Effects of Distributed Professional Development Featuring Vocabulary and Comprehension Instruction on Fourth Grade Student Outcomes

First Author: Elizabeth Swanson -- The University of Texas at Austin
Additional authors/chairs: 
Alicia Stewart
Keywords: Professional Development, Reading, Vocabulary, Comprehension, content area reading
Abstract / Summary: 

This presentation will focus on results from a multi-cohort randomized controlled trial conducted to examine the efficacy of a distributed professional development model featuring STRIVE—a set of vocabulary and reading comprehension instructional practices situated within fourth grade social studies. 81 schools were randomly assigned to one of three conditions: a) researcher supported professional development, b) school supported professional development, and c) business as usual (BAU). Teachers in both treatment groups attended an initial workshop led by researchers prior to STRIVE implementation. The two follow up teacher study team meetings took place at 6-week intervals and were led by either researchers (i.e. researcher supported PD) or school based leaders (i.e. school supported PD).

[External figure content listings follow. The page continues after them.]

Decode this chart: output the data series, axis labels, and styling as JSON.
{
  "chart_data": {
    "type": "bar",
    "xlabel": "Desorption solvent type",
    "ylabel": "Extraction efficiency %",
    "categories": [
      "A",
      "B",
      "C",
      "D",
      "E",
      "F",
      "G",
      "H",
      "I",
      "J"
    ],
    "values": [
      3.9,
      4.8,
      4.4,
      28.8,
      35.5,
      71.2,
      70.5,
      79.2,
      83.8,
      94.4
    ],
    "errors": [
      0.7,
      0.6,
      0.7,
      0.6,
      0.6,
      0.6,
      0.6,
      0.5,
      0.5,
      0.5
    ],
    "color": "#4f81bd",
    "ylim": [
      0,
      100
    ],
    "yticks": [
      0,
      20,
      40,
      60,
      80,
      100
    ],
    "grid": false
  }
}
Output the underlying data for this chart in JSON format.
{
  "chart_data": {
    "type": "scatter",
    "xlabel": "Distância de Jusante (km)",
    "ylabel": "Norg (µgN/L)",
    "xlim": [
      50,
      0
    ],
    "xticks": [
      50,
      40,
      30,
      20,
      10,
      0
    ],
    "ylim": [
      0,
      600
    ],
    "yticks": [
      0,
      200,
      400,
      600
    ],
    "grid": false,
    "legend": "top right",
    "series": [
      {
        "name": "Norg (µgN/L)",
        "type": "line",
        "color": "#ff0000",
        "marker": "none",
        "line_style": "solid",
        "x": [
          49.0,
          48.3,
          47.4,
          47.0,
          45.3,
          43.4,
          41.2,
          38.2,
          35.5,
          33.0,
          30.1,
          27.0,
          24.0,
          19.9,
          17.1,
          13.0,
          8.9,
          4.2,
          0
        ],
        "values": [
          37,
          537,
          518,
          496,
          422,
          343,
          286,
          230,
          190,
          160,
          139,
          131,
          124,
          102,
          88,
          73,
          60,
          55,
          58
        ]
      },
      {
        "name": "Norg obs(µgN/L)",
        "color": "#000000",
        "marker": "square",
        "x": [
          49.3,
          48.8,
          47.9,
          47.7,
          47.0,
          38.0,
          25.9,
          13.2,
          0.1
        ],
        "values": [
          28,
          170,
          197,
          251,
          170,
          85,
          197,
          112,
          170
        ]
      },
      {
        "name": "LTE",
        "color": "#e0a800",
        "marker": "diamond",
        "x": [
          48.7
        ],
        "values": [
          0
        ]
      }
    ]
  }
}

Results indicate that teachers in both treatment conditions implemented more STRIVE components during social studies instruction than did teachers in the BAU condition. In addition, students in treatment teachers’ classrooms outperformed their peers in the BAU classrooms to a statistically significant level on measures of content knowledge (g = 0.81 to 0.83), vocabulary (g = 0.78), and content reading comprehension (g = 0.23 to 0.36). Students in all groups performed equally well on a standardized measure of reading comprehension. We will also present the predictive role of teacher quality and implementation fidelity on standardized reading comprehension outcomes.